Ce soutien public est pour le prof Pascal Mahon le quatrième âge de l'ère des médias dans la démocratie qu'il dénomme le retour à l'Etat(isation). Le premier âge a duré un peu plus d'un siècle, c'est celui de la liberté de la presse. Le deuxième est est celui du monole étatique et de l'autonomie, le troisième celui de la libéralisation.
En fait Pascal Mahon se rend compte qu'il dresse là l'histoire des médias audio-visuels et non celle de la presse écrite. Il va donc balayer rapidement ses slides trop exclusivement consacré à l'histoire de la SSR pour conclure sur celle des journaux. L'assistance composée essentiellement d'étudiants est d'une passivité remarquable.
Le retour de l'Etat(isation). Pascal Mahon ajoute un point d'interrogation à son 4e âge. Il cite les démêlés de Sarkozy avec la presse, la loi baillon en Italie. Mais il ne cite aucun exemple en Suisse? Serions-nous blanc comme neige? Le seul risque d'une plainte pénale ou civile, coûteuse en frais d'avocat et pire si le journal est condamné, suffit à rendre les rédactions prudentes.

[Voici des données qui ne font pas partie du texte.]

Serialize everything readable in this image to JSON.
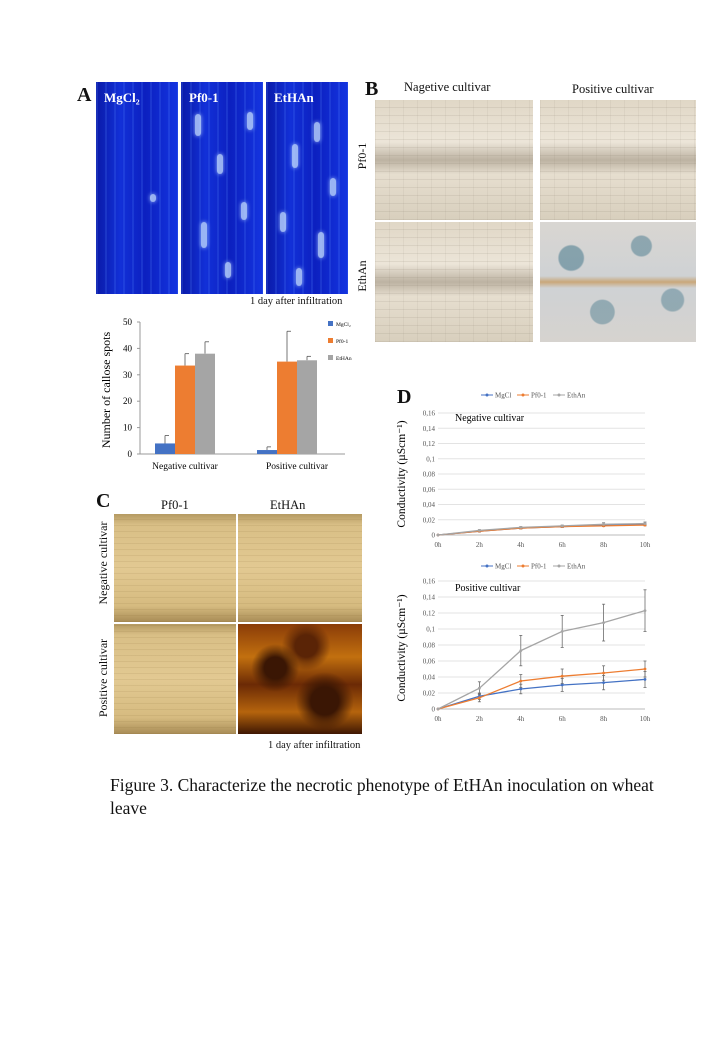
{
  "panels": {
    "A": {
      "letter": "A",
      "image_labels": [
        "MgCl₂",
        "Pf0-1",
        "EtHAn"
      ],
      "image_note": "1 day after infiltration"
    },
    "B": {
      "letter": "B",
      "col_labels": [
        "Nagetive cultivar",
        "Positive cultivar"
      ],
      "row_labels": [
        "Pf0-1",
        "EthAn"
      ]
    },
    "C": {
      "letter": "C",
      "col_labels": [
        "Pf0-1",
        "EtHAn"
      ],
      "row_labels": [
        "Negative cultivar",
        "Positive cultivar"
      ],
      "image_note": "1 day after infiltration"
    },
    "D": {
      "letter": "D"
    }
  },
  "chart_data": [
    {
      "type": "bar",
      "categories": [
        "Negative cultivar",
        "Positive cultivar"
      ],
      "series": [
        {
          "name": "MgCl₂",
          "color": "#4472c4",
          "values": [
            4,
            1.5
          ],
          "errors": [
            3,
            1.2
          ]
        },
        {
          "name": "Pf0-1",
          "color": "#ed7d31",
          "values": [
            33.5,
            35
          ],
          "errors": [
            4.5,
            11.5
          ]
        },
        {
          "name": "EtHAn",
          "color": "#a5a5a5",
          "values": [
            38,
            35.5
          ],
          "errors": [
            4.5,
            1.5
          ]
        }
      ],
      "ylabel": "Number of callose spots",
      "ylim": [
        0,
        50
      ],
      "yticks": [
        "0",
        "10",
        "20",
        "30",
        "40",
        "50"
      ],
      "legend": "right"
    },
    {
      "type": "line",
      "title": "Negative cultivar",
      "x": [
        "0h",
        "2h",
        "4h",
        "6h",
        "8h",
        "10h"
      ],
      "series": [
        {
          "name": "MgCl",
          "color": "#4472c4",
          "values": [
            0,
            0.005,
            0.009,
            0.011,
            0.013,
            0.014
          ],
          "errors": [
            0,
            0.001,
            0.001,
            0.001,
            0.001,
            0.001
          ]
        },
        {
          "name": "Pf0-1",
          "color": "#ed7d31",
          "values": [
            0,
            0.005,
            0.009,
            0.011,
            0.012,
            0.013
          ],
          "errors": [
            0,
            0.001,
            0.001,
            0.001,
            0.001,
            0.001
          ]
        },
        {
          "name": "EthAn",
          "color": "#a5a5a5",
          "values": [
            0,
            0.006,
            0.01,
            0.012,
            0.014,
            0.015
          ],
          "errors": [
            0,
            0.001,
            0.001,
            0.001,
            0.002,
            0.002
          ]
        }
      ],
      "ylabel": "Conductivity (µScm⁻¹)",
      "ylim": [
        0,
        0.16
      ],
      "yticks": [
        "0",
        "0,02",
        "0,04",
        "0,06",
        "0,08",
        "0,1",
        "0,12",
        "0,14",
        "0,16"
      ],
      "legend": "top",
      "grid": true
    },
    {
      "type": "line",
      "title": "Positive cultivar",
      "x": [
        "0h",
        "2h",
        "4h",
        "6h",
        "8h",
        "10h"
      ],
      "series": [
        {
          "name": "MgCl",
          "color": "#4472c4",
          "values": [
            0,
            0.016,
            0.025,
            0.03,
            0.033,
            0.037
          ],
          "errors": [
            0,
            0.004,
            0.006,
            0.008,
            0.009,
            0.01
          ]
        },
        {
          "name": "Pf0-1",
          "color": "#ed7d31",
          "values": [
            0,
            0.014,
            0.035,
            0.041,
            0.045,
            0.05
          ],
          "errors": [
            0,
            0.005,
            0.008,
            0.009,
            0.009,
            0.01
          ]
        },
        {
          "name": "EthAn",
          "color": "#a5a5a5",
          "values": [
            0,
            0.026,
            0.073,
            0.097,
            0.108,
            0.123
          ],
          "errors": [
            0,
            0.008,
            0.019,
            0.02,
            0.023,
            0.026
          ]
        }
      ],
      "ylabel": "Conductivity (µScm⁻¹)",
      "ylim": [
        0,
        0.16
      ],
      "yticks": [
        "0",
        "0,02",
        "0,04",
        "0,06",
        "0,08",
        "0,1",
        "0,12",
        "0,14",
        "0,16"
      ],
      "legend": "top",
      "grid": true
    }
  ],
  "caption": "Figure 3. Characterize the necrotic phenotype of EtHAn inoculation on wheat leave"
}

Le professeur n'est plus très à l'aise dès qu'il abandonne son powerpoint, qu'il n'a fait que survoler. Il enfile des généralités. Un peu de courage Monsieur le professeur!
"Pourquoi l'Etat ne s'occupe-t-il pas de la presse imprimée? Par souci d'indépendance? La profession semble divisée sur la question selon que ses ténors sont optimistes ou pessimistes. Il faudrait montrer, construire un modèle de travail montrant que l'environnement de la presse change à ce point et que sa diversité est à ce point atteinte qu'ils nécessiteraient l'intervention de l'Etat."
"Il ne suffit pas de dire: la presse va mal donnez-nous des moyens! Un modèle doit obligatoirement intégrer les nouveaux médias. En outre la presse écrite veut-elle se soumettre à un mandat de prestations comme la SSR?"
Débat
Philippe Amez-Droz: En France, le Grenelle de la presse a établi que les aides à la presse dépassent le milliard d'euros. Elles ne se montent qu'à quelque 30 millions en Suisse. Que pensez-vous des sites payés par la redevance qui veulent accueillir de la publicité.
Pascal Mahon: Le législateur devrait intervenir et cite la suppression de la publicité dans le secteur public.
Je croyais que les Académies avaient vocation d'être à la fine pointe de l'invention conceptuelle, de l'exploration des territoires inconnus, de la découverte et de l'évaluation de nouvelles hypothèses. Rien de tout cela ce matin!